Ringgit's climb against dollar a relief to students

PETALING JAYA: The steep fall in the ringgit since late 2014 spelled trying times for many Malaysian students but things are looking up for them.

The steady climb of the local currency against the US dollar, closing at RM3.90 (S$1.36) at 6pm yesterday, was welcome news, especially for students eyeing an education in the United States.
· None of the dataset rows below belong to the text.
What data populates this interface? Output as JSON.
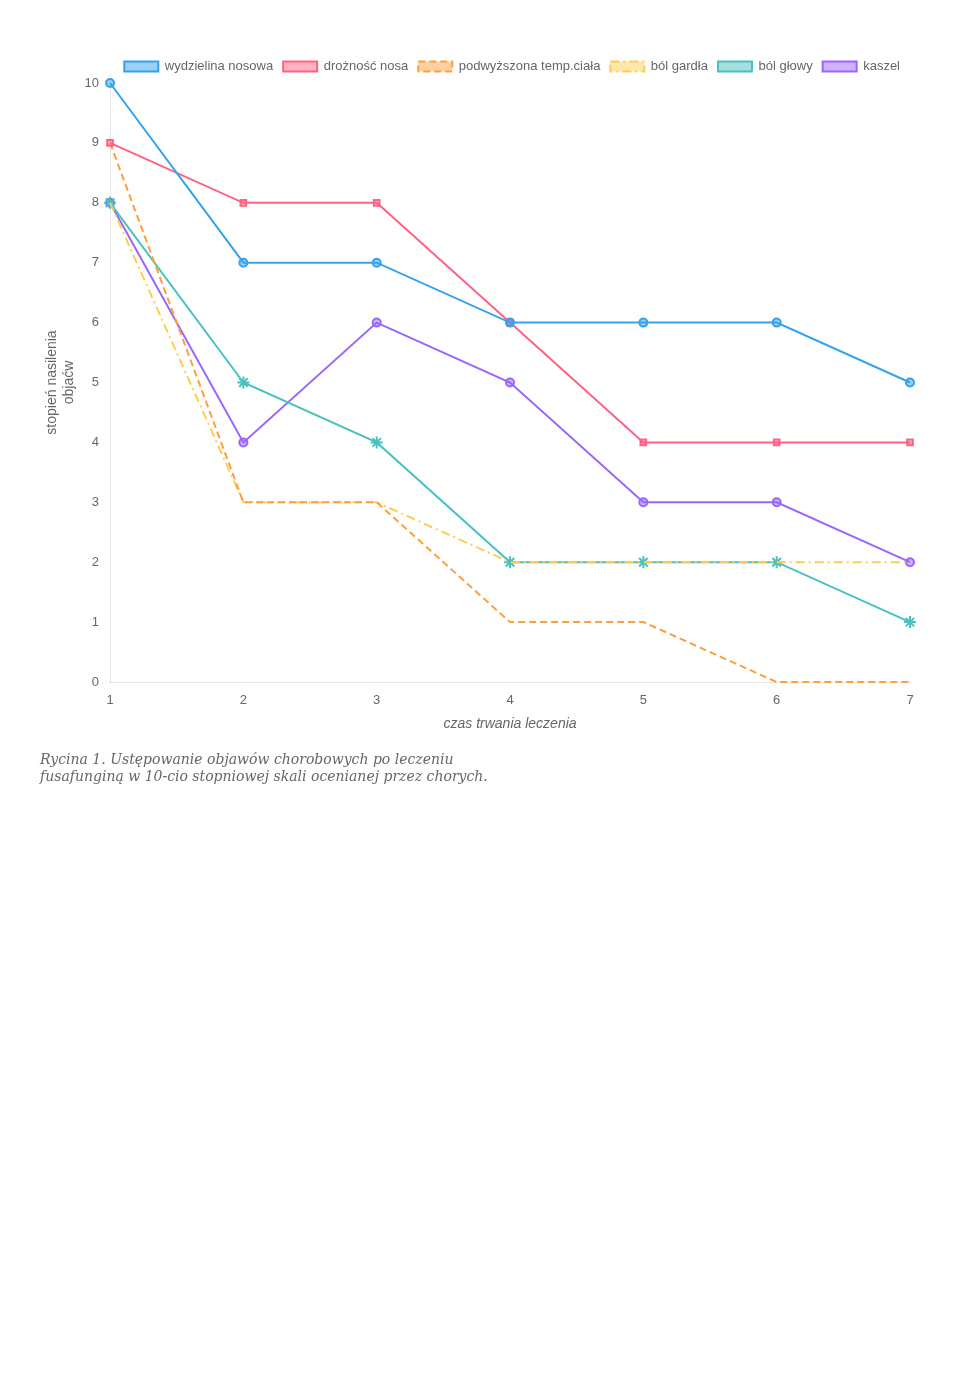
{
  "chart_data": {
    "type": "line",
    "caption": "Rycina 1. Ustępowanie objawów chorobowych po leczeniu\nfusafunginą w 10-cio stopniowej skali ocenianej przez chorych.",
    "x_label": "czas trwania leczenia",
    "y_label": "stopień nasilenia\nobjaćw",
    "x": [
      1,
      2,
      3,
      4,
      5,
      6,
      7
    ],
    "series": [
      {
        "name": "wydzielina nosowa",
        "values": [
          10,
          7,
          7,
          6,
          6,
          6,
          5
        ],
        "marker": "circle",
        "line_style": "solid"
      },
      {
        "name": "drożność nosa",
        "values": [
          9,
          8,
          8,
          6,
          4,
          4,
          4
        ],
        "marker": "square",
        "line_style": "solid"
      },
      {
        "name": "podwyższona temp.ciała",
        "values": [
          9,
          3,
          3,
          1,
          1,
          0,
          0
        ],
        "marker": "none",
        "line_style": "dashed"
      },
      {
        "name": "ból gardła",
        "values": [
          8,
          3,
          3,
          2,
          2,
          2,
          2
        ],
        "marker": "none",
        "line_style": "dashdot"
      },
      {
        "name": "ból głowy",
        "values": [
          8,
          5,
          4,
          2,
          2,
          2,
          1
        ],
        "marker": "star",
        "line_style": "solid"
      },
      {
        "name": "kaszel",
        "values": [
          8,
          4,
          6,
          5,
          3,
          3,
          2
        ],
        "marker": "circle",
        "line_style": "solid"
      }
    ],
    "xlim": [
      1,
      7
    ],
    "xticks": [
      1,
      2,
      3,
      4,
      5,
      6,
      7
    ],
    "ylim": [
      0,
      10
    ],
    "yticks": [
      0,
      1,
      2,
      3,
      4,
      5,
      6,
      7,
      8,
      9,
      10
    ],
    "grid": false,
    "legend": "upper right"
  }
}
Last September, the ringgit had dropped to RM4.45 against the dollar.

Bryan Victor Ramalingam, 20, is glad at the latest development as he looks forward to doing a twinning

programme with a US university.

"I have been worrying a lot over the exchange rate but it looks like I may be able to go to the States after all.

"For students like me who can't afford doing the degree completely abroad, the twinning programme is the next best thing and the improved currency rate will certainly help," he said.

Malaysian-American Commission on Educational Exchange (Macee), however, noted that interest in a US education has remained consistently high despite the ringgit's fluctuation.

Its adviser Kendall Quisenberry said there was even a 6 per cent increase in Malaysian students in the United States last year.

"If the students want to study in the US, they can make it happen," she said, reminding students that there are on-campus jobs and scholarships to aid them.

"With a (student) F-1 visa, international students can work up to 20 hours per week on campus," she added.

The US Embassy's cultural affairs officer Arend Zwartjes echoed her sentiments, saying that Malaysian students would continue to favour studying in the United States, with the quality education and top-ranked universities it boasts.

He added that students could find ways to go for an education that fits their budget, such as through scholarships, attending a community college in the United States before transferring to a university or enrolling in an American degree transfer programme locally first.

"We know that many Malaysian families save for years before sending their children to study abroad," he said.

"Because of the quality of education the US is known for, we find that many are willing to go through the ups and downs of the exchange rate. It's worth it in the long run."